Here is an edited 2018 post about a clever paleoneurologist!
A “game-changing” Cretaceous mammal fossil was reported in May 2018. To understand why paleontologists are excited about it, you first need to meet Tilly Edinger.
Dino DNA and cloning are good movie topics, but real-world paleontologists are even more fascinated by how animal brains — particularly those of dinosaurs and early mammals — have evolved.
Unfortunately, soft tissue like that quickly decays after the animal’s death.
However, evolution always molds bones to fit very closely around the brain and its blood and nerve vessels. It’s therefore possible to make a cast of the fossil brain, if you can fit together enough pieces of the bony skull that once surrounded it.

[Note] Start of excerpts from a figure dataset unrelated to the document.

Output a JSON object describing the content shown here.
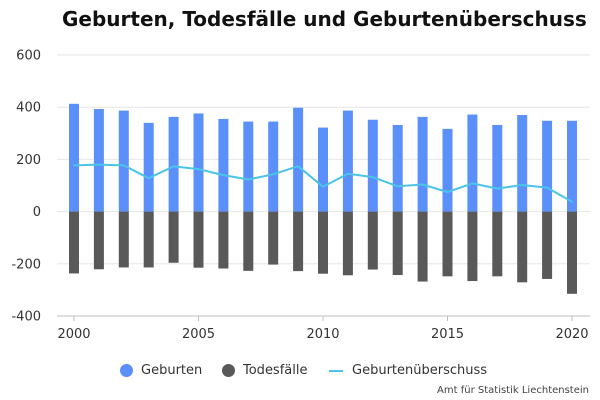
{
  "chart_data": {
    "type": "bar",
    "title": "Geburten, Todesfälle und Geburtenüberschuss",
    "x": [
      2000,
      2001,
      2002,
      2003,
      2004,
      2005,
      2006,
      2007,
      2008,
      2009,
      2010,
      2011,
      2012,
      2013,
      2014,
      2015,
      2016,
      2017,
      2018,
      2019,
      2020
    ],
    "series": [
      {
        "name": "Geburten",
        "type": "bar",
        "color": "#5b8ff9",
        "values": [
          413,
          393,
          387,
          340,
          363,
          376,
          355,
          345,
          345,
          398,
          322,
          387,
          352,
          332,
          363,
          317,
          372,
          332,
          370,
          348,
          348
        ]
      },
      {
        "name": "Todesfälle",
        "type": "bar",
        "color": "#595959",
        "values": [
          -237,
          -221,
          -214,
          -214,
          -196,
          -215,
          -218,
          -227,
          -203,
          -228,
          -238,
          -244,
          -222,
          -243,
          -268,
          -248,
          -266,
          -248,
          -271,
          -258,
          -315
        ]
      },
      {
        "name": "Geburtenüberschuss",
        "type": "line",
        "color": "#4cc3e8",
        "values": [
          177,
          180,
          177,
          128,
          173,
          163,
          140,
          123,
          143,
          174,
          95,
          145,
          132,
          97,
          104,
          75,
          108,
          88,
          102,
          92,
          38
        ]
      }
    ],
    "ylim": [
      -400,
      600
    ],
    "yticks": [
      -400,
      -200,
      0,
      200,
      400,
      600
    ],
    "xticks": [
      2000,
      2005,
      2010,
      2015,
      2020
    ],
    "grid": "horizontal",
    "legend": "bottom",
    "source": "Amt für Statistik Liechtenstein"
  }
}
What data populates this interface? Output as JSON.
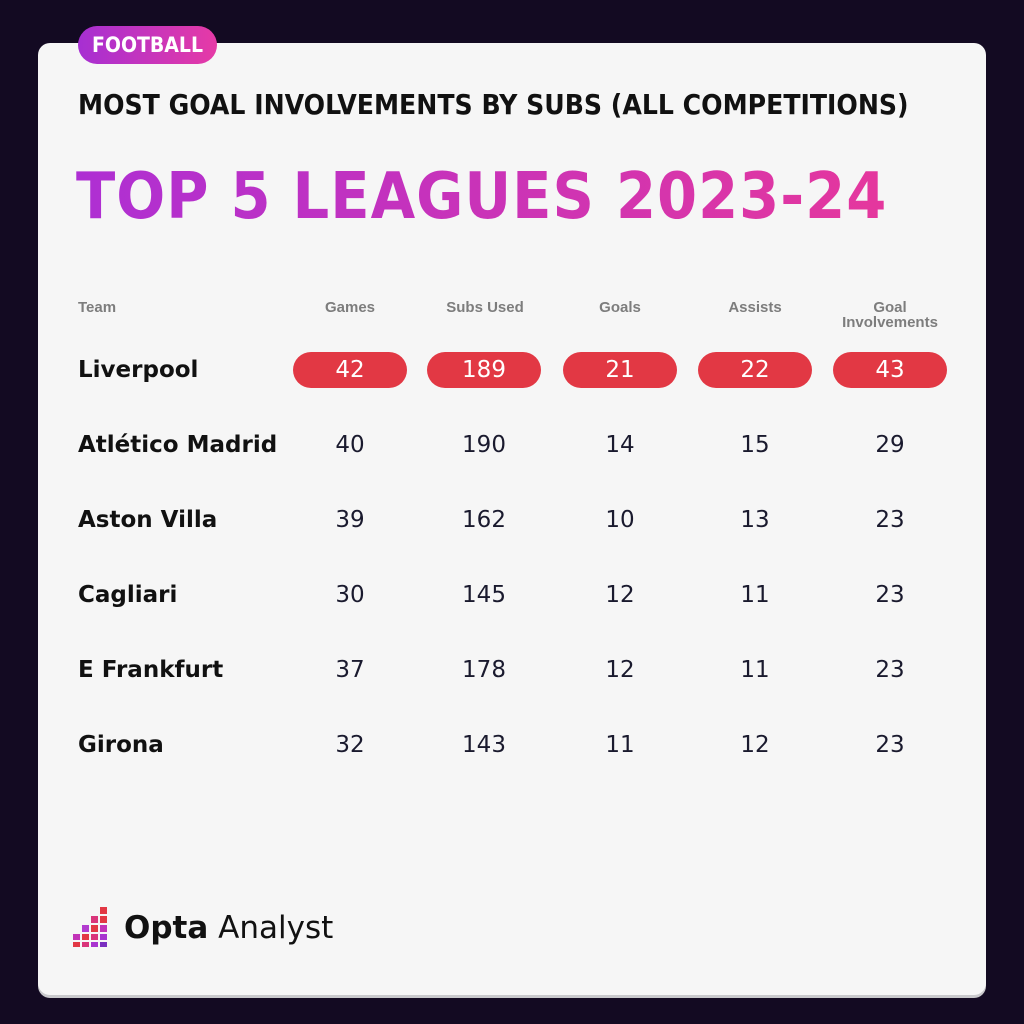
{
  "tag": "FOOTBALL",
  "subtitle": "MOST GOAL INVOLVEMENTS BY SUBS (ALL COMPETITIONS)",
  "title": "TOP 5 LEAGUES 2023-24",
  "brand": {
    "name_bold": "Opta",
    "name_regular": "Analyst"
  },
  "colors": {
    "highlight": "#e23844",
    "accent_start": "#ae2fd3",
    "accent_end": "#e5379d",
    "background": "#130a22"
  },
  "chart_data": {
    "type": "table",
    "columns": [
      "Team",
      "Games",
      "Subs Used",
      "Goals",
      "Assists",
      "Goal Involvements"
    ],
    "highlighted_row": 0,
    "rows": [
      {
        "team": "Liverpool",
        "values": [
          "42",
          "189",
          "21",
          "22",
          "43"
        ]
      },
      {
        "team": "Atlético Madrid",
        "values": [
          "40",
          "190",
          "14",
          "15",
          "29"
        ]
      },
      {
        "team": "Aston Villa",
        "values": [
          "39",
          "162",
          "10",
          "13",
          "23"
        ]
      },
      {
        "team": "Cagliari",
        "values": [
          "30",
          "145",
          "12",
          "11",
          "23"
        ]
      },
      {
        "team": "E Frankfurt",
        "values": [
          "37",
          "178",
          "12",
          "11",
          "23"
        ]
      },
      {
        "team": "Girona",
        "values": [
          "32",
          "143",
          "11",
          "12",
          "23"
        ]
      }
    ]
  }
}
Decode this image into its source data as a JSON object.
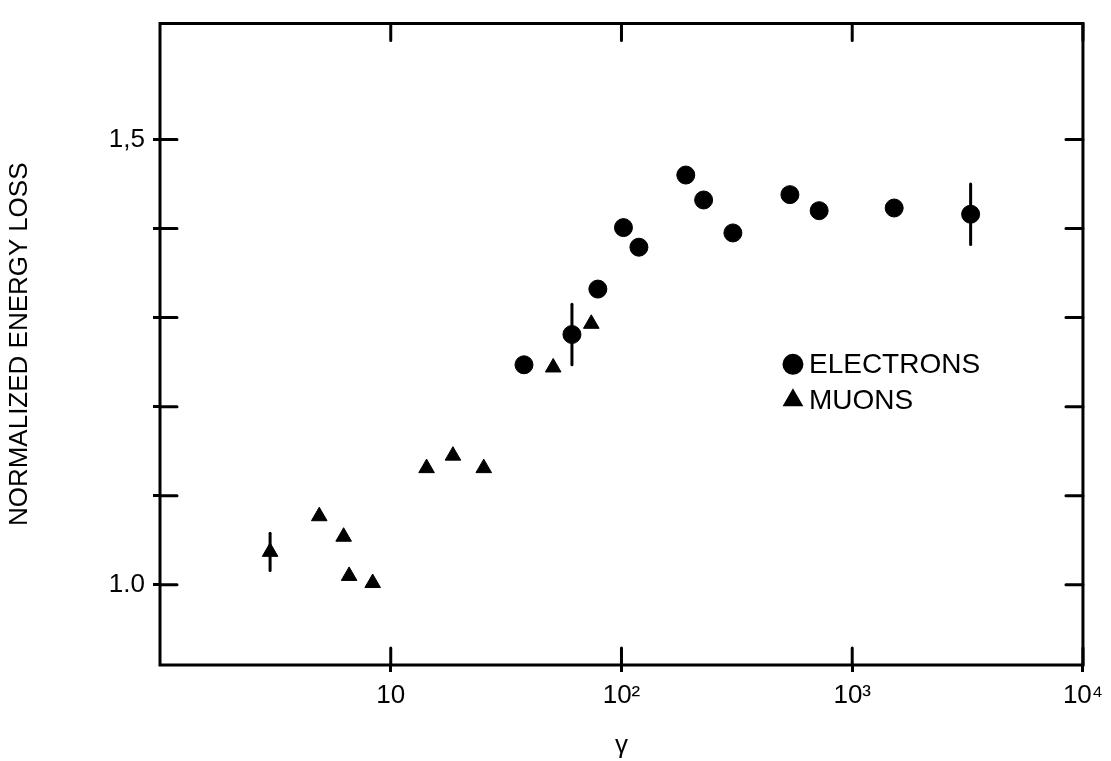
{
  "chart_data": {
    "type": "scatter",
    "xlabel": "γ",
    "ylabel": "NORMALIZED ENERGY LOSS",
    "log": "x",
    "grid": false,
    "legend": "right",
    "xlim": [
      1,
      10000
    ],
    "xticks": [
      10,
      {
        "value": 100,
        "label": "10²"
      },
      {
        "value": 1000,
        "label": "10³"
      },
      {
        "value": 10000,
        "label": "10⁴"
      }
    ],
    "ylim": [
      0.91,
      1.63
    ],
    "yticks": [
      {
        "value": 1.0,
        "label": "1.0"
      },
      {
        "value": 1.1,
        "label": null
      },
      {
        "value": 1.2,
        "label": null
      },
      {
        "value": 1.3,
        "label": null
      },
      {
        "value": 1.4,
        "label": null
      },
      {
        "value": 1.5,
        "label": "1,5"
      }
    ],
    "series": [
      {
        "name": "ELECTRONS",
        "color": "#000000",
        "marker": "circle",
        "x": [
          37.8,
          61,
          79,
          102,
          119,
          190,
          227,
          304,
          537,
          719,
          1520,
          3260
        ],
        "values": [
          1.247,
          1.281,
          1.332,
          1.401,
          1.379,
          1.46,
          1.432,
          1.395,
          1.438,
          1.42,
          1.423,
          1.416
        ],
        "errors": [
          null,
          0.034,
          null,
          null,
          null,
          null,
          null,
          null,
          null,
          null,
          null,
          0.034
        ]
      },
      {
        "name": "MUONS",
        "color": "#000000",
        "marker": "triangle",
        "x": [
          3.0,
          4.9,
          6.25,
          6.6,
          8.35,
          14.3,
          18.6,
          25.3,
          50.6,
          74
        ],
        "values": [
          1.037,
          1.077,
          1.054,
          1.01,
          1.002,
          1.131,
          1.145,
          1.131,
          1.244,
          1.293
        ],
        "errors": [
          0.021,
          null,
          null,
          null,
          null,
          null,
          null,
          null,
          null,
          null
        ]
      }
    ]
  }
}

Johanna Gabrielle Ottilie “Tilly” Edinger pioneered this technique.
It’s fascinating work, especially nowadays when 3D printers are available to reconstruct the missing soft tissue. And it sometimes shows interesting details — for instance, Triceratops, while one of our favorites, probably wasn’t the brightest dinosaur in the park.
Today’s technology makes this fairly easy, but it must have been challenging work during the 1920s and 1930s, even before you factor in the Nazis.
Yes. Nazis. Tilly Edinger had to flee Germany after the Kristallnacht.
Check out this blogger’s excellent biography of her.
Now back to that little Cretaceous mammal’s skull discovered recently.
Using Edinger’s technique, paleontologists have learned a lot about this tiny creature’s brain, including the fact that it had a keen sense of smell.
There’s still much we don’t yet know about Cretaceous dinosaurs and mammals, but thanks to the work of Dr. Edinger (and many other experts), what once were considered long vanished biological details are now, in a sense, reappearing for the first time in many tens of millions of years.